One could sense, from the first measures, the powerful spirit which animated this artist thirty years ago at the time when he chose to put a stop at his glorious career at its culminating point. The composer of William Tell stands proudly before you in his eminence, and you realize with astonishment that neither time nor inactivity have caused any loss of the intelligence with which he is so marvelously endowed. The same facility of invention, the same melodic abundance, the same nobility of style and the same elegance, the same novel twists, the same richness of harmony, the same audacity and happy choice of modulation, the same vigor of conception and of expression, the same ease of part-writing and disposition of the voices, the same masterful and authoritative skill in the overall scheme of the work, as well as in the structure of each movement…

Recognizing the mass as his probable swansong, Rossini himself inscribed a whimsical yet poignant note on the score: “Dear Lord, here it is finished, this poor little mass. Have I just written sacred music, or rather, sacrilegious music? I was born for opera buffa, as you well know. Not much technique, a little bit of heart, that’s all. Blessings to you and grant me Paradise.”

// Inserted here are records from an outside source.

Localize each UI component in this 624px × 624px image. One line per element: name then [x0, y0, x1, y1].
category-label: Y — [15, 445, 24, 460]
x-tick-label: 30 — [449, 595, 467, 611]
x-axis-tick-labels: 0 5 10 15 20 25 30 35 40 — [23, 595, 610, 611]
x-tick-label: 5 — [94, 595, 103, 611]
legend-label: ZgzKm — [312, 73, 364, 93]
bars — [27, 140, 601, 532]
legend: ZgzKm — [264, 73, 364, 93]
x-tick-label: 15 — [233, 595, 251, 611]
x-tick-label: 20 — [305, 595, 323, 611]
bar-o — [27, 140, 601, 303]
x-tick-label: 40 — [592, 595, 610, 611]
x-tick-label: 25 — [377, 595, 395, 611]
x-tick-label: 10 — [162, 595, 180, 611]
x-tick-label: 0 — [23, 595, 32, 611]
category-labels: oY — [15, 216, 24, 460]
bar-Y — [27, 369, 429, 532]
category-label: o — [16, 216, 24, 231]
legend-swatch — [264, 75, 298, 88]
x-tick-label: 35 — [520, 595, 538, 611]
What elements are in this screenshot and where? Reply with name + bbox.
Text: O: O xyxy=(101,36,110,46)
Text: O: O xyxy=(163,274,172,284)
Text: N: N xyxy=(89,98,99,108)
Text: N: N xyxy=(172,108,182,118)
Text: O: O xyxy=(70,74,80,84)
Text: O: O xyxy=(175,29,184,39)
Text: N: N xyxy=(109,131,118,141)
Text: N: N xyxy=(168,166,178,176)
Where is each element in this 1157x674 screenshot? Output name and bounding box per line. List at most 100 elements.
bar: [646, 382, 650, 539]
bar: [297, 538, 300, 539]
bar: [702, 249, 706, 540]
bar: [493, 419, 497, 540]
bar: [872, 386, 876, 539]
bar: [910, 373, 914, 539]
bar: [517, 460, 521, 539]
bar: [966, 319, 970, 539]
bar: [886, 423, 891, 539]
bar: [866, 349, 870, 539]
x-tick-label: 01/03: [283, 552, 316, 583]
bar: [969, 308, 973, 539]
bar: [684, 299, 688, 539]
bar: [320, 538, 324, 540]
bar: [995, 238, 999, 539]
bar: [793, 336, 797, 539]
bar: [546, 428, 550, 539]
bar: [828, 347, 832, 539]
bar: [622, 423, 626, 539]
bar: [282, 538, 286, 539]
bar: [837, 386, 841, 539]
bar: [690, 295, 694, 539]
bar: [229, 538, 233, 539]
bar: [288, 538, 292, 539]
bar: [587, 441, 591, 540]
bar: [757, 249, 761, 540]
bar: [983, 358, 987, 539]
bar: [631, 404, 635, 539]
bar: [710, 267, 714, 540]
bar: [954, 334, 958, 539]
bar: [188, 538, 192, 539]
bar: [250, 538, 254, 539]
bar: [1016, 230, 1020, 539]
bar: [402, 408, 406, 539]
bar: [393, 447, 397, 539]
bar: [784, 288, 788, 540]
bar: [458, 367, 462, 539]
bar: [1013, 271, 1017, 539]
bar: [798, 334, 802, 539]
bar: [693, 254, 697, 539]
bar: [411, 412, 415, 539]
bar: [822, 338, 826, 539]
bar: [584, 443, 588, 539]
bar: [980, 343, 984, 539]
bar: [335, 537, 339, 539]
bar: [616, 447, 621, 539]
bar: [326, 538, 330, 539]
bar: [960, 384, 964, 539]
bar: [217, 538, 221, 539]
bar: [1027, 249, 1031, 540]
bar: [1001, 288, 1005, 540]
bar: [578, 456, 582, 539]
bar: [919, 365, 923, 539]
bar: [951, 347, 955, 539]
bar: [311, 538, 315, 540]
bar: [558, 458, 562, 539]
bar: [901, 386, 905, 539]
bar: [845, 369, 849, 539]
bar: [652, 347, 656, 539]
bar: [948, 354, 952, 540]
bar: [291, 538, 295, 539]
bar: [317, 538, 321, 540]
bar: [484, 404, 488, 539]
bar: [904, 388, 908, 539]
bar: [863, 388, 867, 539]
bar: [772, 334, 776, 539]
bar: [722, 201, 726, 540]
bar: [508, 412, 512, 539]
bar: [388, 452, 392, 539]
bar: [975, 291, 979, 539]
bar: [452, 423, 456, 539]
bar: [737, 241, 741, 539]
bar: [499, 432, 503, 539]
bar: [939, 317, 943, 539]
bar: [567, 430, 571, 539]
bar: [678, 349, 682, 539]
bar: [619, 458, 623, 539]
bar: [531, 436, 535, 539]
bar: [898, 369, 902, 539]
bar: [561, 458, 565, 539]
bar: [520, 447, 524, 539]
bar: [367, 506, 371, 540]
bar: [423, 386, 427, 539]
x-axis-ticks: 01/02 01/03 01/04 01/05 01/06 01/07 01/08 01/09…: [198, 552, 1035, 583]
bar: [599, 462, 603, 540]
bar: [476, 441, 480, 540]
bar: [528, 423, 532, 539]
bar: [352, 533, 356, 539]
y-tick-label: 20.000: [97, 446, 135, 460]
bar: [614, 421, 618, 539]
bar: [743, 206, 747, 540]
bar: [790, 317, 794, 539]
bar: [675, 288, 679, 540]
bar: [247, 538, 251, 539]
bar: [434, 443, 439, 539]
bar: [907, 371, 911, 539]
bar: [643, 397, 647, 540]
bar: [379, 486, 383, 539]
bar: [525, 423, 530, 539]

Rossini lived on for another half a decade before finally succumbing to complications of colorectal cancer in November 1868. But even after his death he and his wife were instrumental in spreading further happiness to fellow musicians, with Olympe using some of his estate to create a conservatory of music in the Adriatic town of Pesaro (Rossini’s birthplace) as well as a home for retired opera singers in Paris.

Rossini’s funeral at the church of Sainte-Trinité, Paris was attended by more than 4000 people. Initially interred in the Père Lachaise Cemetery, in 1887 his remains were taken back to his homeland, for their final resting place in the basilica of Santa Croce, Florence.